白渡はいつもの笑顔のまま、問いを続ける。
「では、もう1つ。楼隠の受験をすることを決めたのは、恐らく本人ではないですよね?」
白渡の視線の先は、母ではなく、榮子がいる。榮子は驚いた様子で、白渡を見つめる。
「どうして楼隠でなければいけないんですか?楼隠へ行く事が娘さんの為になるなんて、どうして言い切れるんですか?」
声色はいつも通りのまま、問い詰めるような言葉遣い。
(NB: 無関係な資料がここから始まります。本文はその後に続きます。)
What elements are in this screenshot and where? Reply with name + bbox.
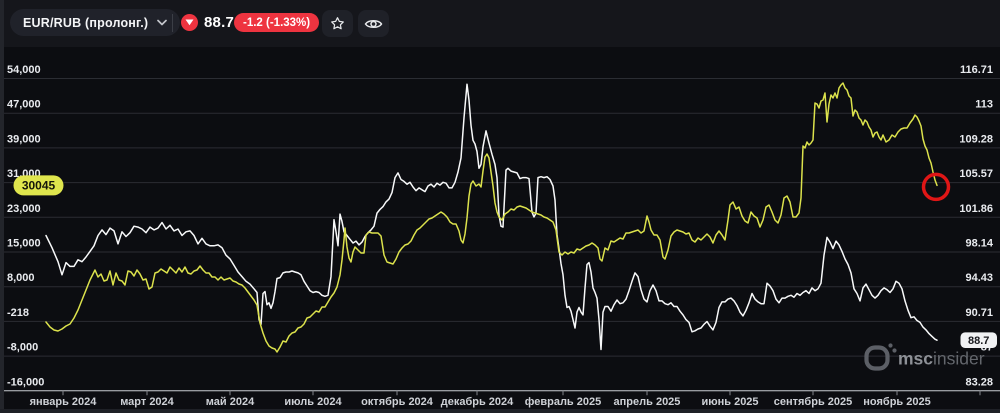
x-axis-label: март 2024 bbox=[120, 396, 174, 408]
watermark-logo-icon bbox=[888, 343, 893, 348]
right-axis-label: 98.14 bbox=[965, 238, 993, 250]
right-axis-label: 113 bbox=[975, 99, 993, 111]
svg-text:30045: 30045 bbox=[22, 178, 56, 192]
left-axis-label: -16,000 bbox=[7, 376, 44, 388]
favorite-button[interactable] bbox=[322, 10, 353, 37]
x-axis-label: ноябрь 2025 bbox=[863, 396, 930, 408]
svg-text:mscinsider: mscinsider bbox=[898, 349, 985, 369]
x-axis-label: июнь 2025 bbox=[701, 396, 758, 408]
toolbar-divider bbox=[172, 14, 173, 32]
symbol-selector[interactable]: EUR/RUB (пролонг.) bbox=[10, 9, 181, 36]
highlight-circle-annotation bbox=[921, 172, 951, 202]
right-axis-label: 109.28 bbox=[959, 133, 993, 145]
x-axis-label: декабрь 2024 bbox=[441, 396, 514, 408]
watch-button[interactable] bbox=[358, 10, 389, 37]
left-current-value-badge: 30045 bbox=[13, 175, 64, 196]
left-axis-label: -218 bbox=[7, 307, 29, 319]
eye-icon bbox=[364, 17, 383, 31]
svg-text:88.7: 88.7 bbox=[968, 335, 989, 347]
right-axis-label: 101.86 bbox=[959, 203, 993, 215]
arrow-down-icon bbox=[181, 14, 198, 31]
star-icon bbox=[329, 15, 346, 32]
window-edge-left bbox=[0, 0, 4, 413]
right-axis-label: 116.71 bbox=[960, 64, 993, 76]
left-axis-label: 23,000 bbox=[7, 203, 41, 215]
right-axis-label: 83.28 bbox=[965, 376, 993, 388]
x-axis-label: апрель 2025 bbox=[614, 396, 681, 408]
left-axis-label: 54,000 bbox=[7, 64, 41, 76]
last-price: 88.7 bbox=[204, 14, 234, 31]
x-axis-label: май 2024 bbox=[206, 396, 255, 408]
left-axis-label: 8,000 bbox=[7, 272, 35, 284]
eur-rub-white-line bbox=[45, 83, 938, 351]
x-axis-label: сентябрь 2025 bbox=[774, 396, 853, 408]
right-axis-label: 105.57 bbox=[959, 168, 993, 180]
x-axis-label: февраль 2025 bbox=[525, 396, 601, 408]
chart-toolbar: EUR/RUB (пролонг.) 88.7 -1.2 (-1.33%) bbox=[0, 0, 1000, 47]
right-axis-label: 94.43 bbox=[965, 272, 993, 284]
right-current-value-badge: 88.7 bbox=[960, 332, 997, 348]
left-axis-label: 47,000 bbox=[7, 99, 41, 111]
overlay-yellow-line bbox=[45, 82, 938, 353]
x-axis-label: октябрь 2024 bbox=[361, 396, 434, 408]
left-axis-label: -8,000 bbox=[7, 342, 38, 354]
change-badge: -1.2 (-1.33%) bbox=[234, 13, 320, 32]
left-axis-label: 15,000 bbox=[7, 238, 41, 250]
chevron-down-icon bbox=[157, 19, 168, 26]
symbol-label: EUR/RUB (пролонг.) bbox=[23, 15, 149, 30]
x-axis-label: июль 2024 bbox=[284, 396, 342, 408]
left-axis-label: 39,000 bbox=[7, 133, 41, 145]
watermark: mscinsider bbox=[864, 343, 985, 371]
window-edge-bottom bbox=[0, 409, 1000, 413]
right-axis-label: 90.71 bbox=[965, 307, 993, 319]
x-axis-label: январь 2024 bbox=[30, 396, 98, 408]
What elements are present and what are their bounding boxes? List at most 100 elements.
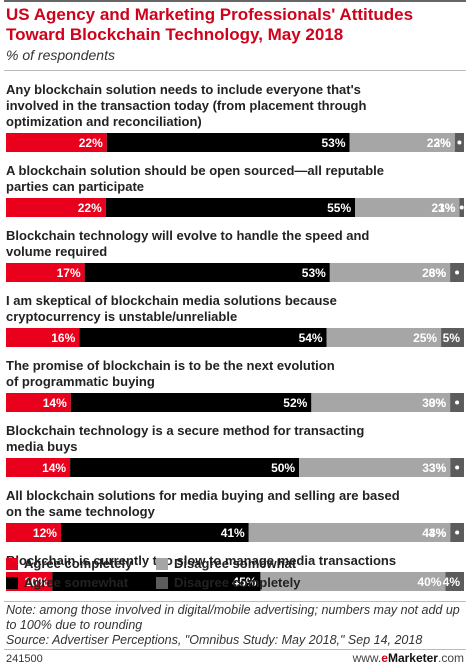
- bar-segment-disagree-somewhat: [299, 458, 451, 477]
- question-label: Blockchain technology is a secure method…: [6, 423, 364, 438]
- legend-item-agree-somewhat: Agree somewhat: [6, 575, 128, 590]
- data-label: 5%: [443, 331, 461, 345]
- bar-segment-agree-somewhat: [60, 523, 249, 542]
- note-text: Note: among those involved in digital/mo…: [6, 603, 460, 632]
- small-segment-marker: [455, 465, 460, 470]
- data-label: 1%: [438, 201, 456, 215]
- question-label: media buys: [6, 439, 78, 454]
- bar-segment-agree-somewhat: [70, 393, 312, 412]
- question-label: volume required: [6, 244, 107, 259]
- brand-logo[interactable]: www.eMarketer.com: [353, 651, 464, 665]
- bar-segment-agree-completely: [6, 458, 71, 477]
- bar-segment-agree-completely: [6, 133, 107, 152]
- question-label: optimization and reconciliation): [6, 114, 202, 129]
- chart-title: US Agency and Marketing Professionals' A…: [6, 5, 414, 44]
- legend-swatch-disagree-completely: [156, 576, 168, 589]
- data-label: 22%: [78, 201, 102, 215]
- question-label: cryptocurrency is unstable/unreliable: [6, 309, 237, 324]
- legend-label: Agree completely: [24, 556, 133, 571]
- question-label: on the same technology: [6, 504, 156, 519]
- question-label: Blockchain technology will evolve to han…: [6, 228, 369, 243]
- bar-segment-agree-completely: [6, 328, 80, 347]
- footer-divider: [4, 649, 466, 650]
- header-divider: [4, 70, 466, 71]
- data-label: 3%: [429, 266, 447, 280]
- bar-segment-disagree-somewhat: [248, 523, 451, 542]
- question-label: involved in the transaction today (from …: [6, 98, 366, 113]
- bar-segment-agree-completely: [6, 393, 71, 412]
- data-label: 52%: [283, 396, 307, 410]
- chart-id: 241500: [6, 653, 43, 665]
- data-label: 12%: [33, 526, 57, 540]
- data-label: 44%: [422, 526, 446, 540]
- legend-item-agree-completely: Agree completely: [6, 556, 132, 571]
- question-label: I am skeptical of blockchain media solut…: [6, 293, 337, 308]
- legend-item-disagree-somewhat: Disagree somewhat: [156, 556, 296, 571]
- brand-e: e: [381, 651, 388, 665]
- data-label: 3%: [429, 526, 447, 540]
- question-label: parties can participate: [6, 179, 144, 194]
- bar-segment-disagree-somewhat: [260, 572, 446, 591]
- data-label: 54%: [299, 331, 323, 345]
- small-segment-marker: [459, 205, 464, 210]
- chart-subtitle: % of respondents: [6, 47, 115, 63]
- data-label: 41%: [221, 526, 245, 540]
- bar-segment-disagree-somewhat: [349, 133, 455, 152]
- data-label: 3%: [429, 461, 447, 475]
- bar-segment-disagree-somewhat: [311, 393, 451, 412]
- legend-swatch-agree-somewhat: [6, 576, 18, 589]
- legend-label: Disagree somewhat: [174, 556, 297, 571]
- legend-label: Agree somewhat: [24, 575, 129, 590]
- question-label: Any blockchain solution needs to include…: [6, 82, 361, 97]
- data-label: 10%: [24, 575, 48, 589]
- small-segment-marker: [455, 400, 460, 405]
- small-segment-marker: [455, 530, 460, 535]
- bar-segment-agree-completely: [6, 523, 61, 542]
- bar-segment-disagree-completely: [445, 572, 464, 591]
- data-label: 53%: [321, 136, 345, 150]
- brand-prefix: www.: [352, 651, 382, 665]
- data-label: 2%: [433, 136, 451, 150]
- data-label: 40%: [417, 575, 441, 589]
- legend-swatch-disagree-somewhat: [156, 557, 168, 570]
- bar-segment-agree-completely: [6, 263, 85, 282]
- data-label: 14%: [43, 396, 67, 410]
- data-label: 25%: [413, 331, 437, 345]
- data-label: 30%: [422, 396, 446, 410]
- bar-segment-disagree-somewhat: [329, 263, 451, 282]
- data-label: 16%: [51, 331, 75, 345]
- bar-segment-agree-somewhat: [105, 198, 356, 217]
- bar-segment-agree-somewhat: [70, 458, 300, 477]
- data-label: 26%: [422, 266, 446, 280]
- data-label: 22%: [79, 136, 103, 150]
- bar-segment-agree-completely: [6, 198, 106, 217]
- data-label: 55%: [327, 201, 351, 215]
- question-label: All blockchain solutions for media buyin…: [6, 488, 400, 503]
- data-label: 23%: [431, 201, 455, 215]
- bar-segment-disagree-somewhat: [326, 328, 442, 347]
- data-label: 17%: [57, 266, 81, 280]
- data-label: 33%: [422, 461, 446, 475]
- bar-segment-disagree-completely: [441, 328, 464, 347]
- question-label: A blockchain solution should be open sou…: [6, 163, 384, 178]
- bar-segment-agree-somewhat: [79, 328, 327, 347]
- data-label: 50%: [271, 461, 295, 475]
- legend-swatch-agree-completely: [6, 557, 18, 570]
- notes-divider: [4, 601, 466, 602]
- question-label: Blockchain is currently too slow to mana…: [6, 553, 396, 568]
- legend-item-disagree-completely: Disagree completely: [156, 575, 300, 590]
- bar-segment-disagree-somewhat: [355, 198, 460, 217]
- data-label: 23%: [427, 136, 451, 150]
- source-text: Source: Advertiser Perceptions, "Omnibus…: [6, 633, 423, 647]
- data-label: 14%: [42, 461, 66, 475]
- bar-segment-agree-somewhat: [106, 133, 350, 152]
- data-label: 45%: [232, 575, 256, 589]
- brand-name-rest: Marketer: [387, 651, 438, 665]
- bar-segment-agree-somewhat: [84, 263, 330, 282]
- question-label: The promise of blockchain is to be the n…: [6, 358, 335, 373]
- legend-label: Disagree completely: [174, 575, 301, 590]
- question-label: of programmatic buying: [6, 374, 155, 389]
- data-label: 53%: [302, 266, 326, 280]
- small-segment-marker: [457, 140, 462, 145]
怒っているのかと思ったが、外見からそんな様子は感じない。
「......」
そういえば、僕はこいつの親を知らない。もしかしたら昔授業参観とか運動会とかに来ていたのかもしれないが、クラスメートの親に興味は無かった為記憶にない。
「そうね...」
「......」
きっとなんかあったんだろう。そうに違いない。表情を隠してるだけで、いじめとか何かがあったんだ。
「あたくしの親はもともと...」
「ま、まってお母さん!」
「......っ」
気を逸らし続けられなくなり、握られていた手に力を込める。
気付けば、黒瀬は僕に寄りかかる程近づいていた。彼女はまた、不安そうな顔で僕を見ていた。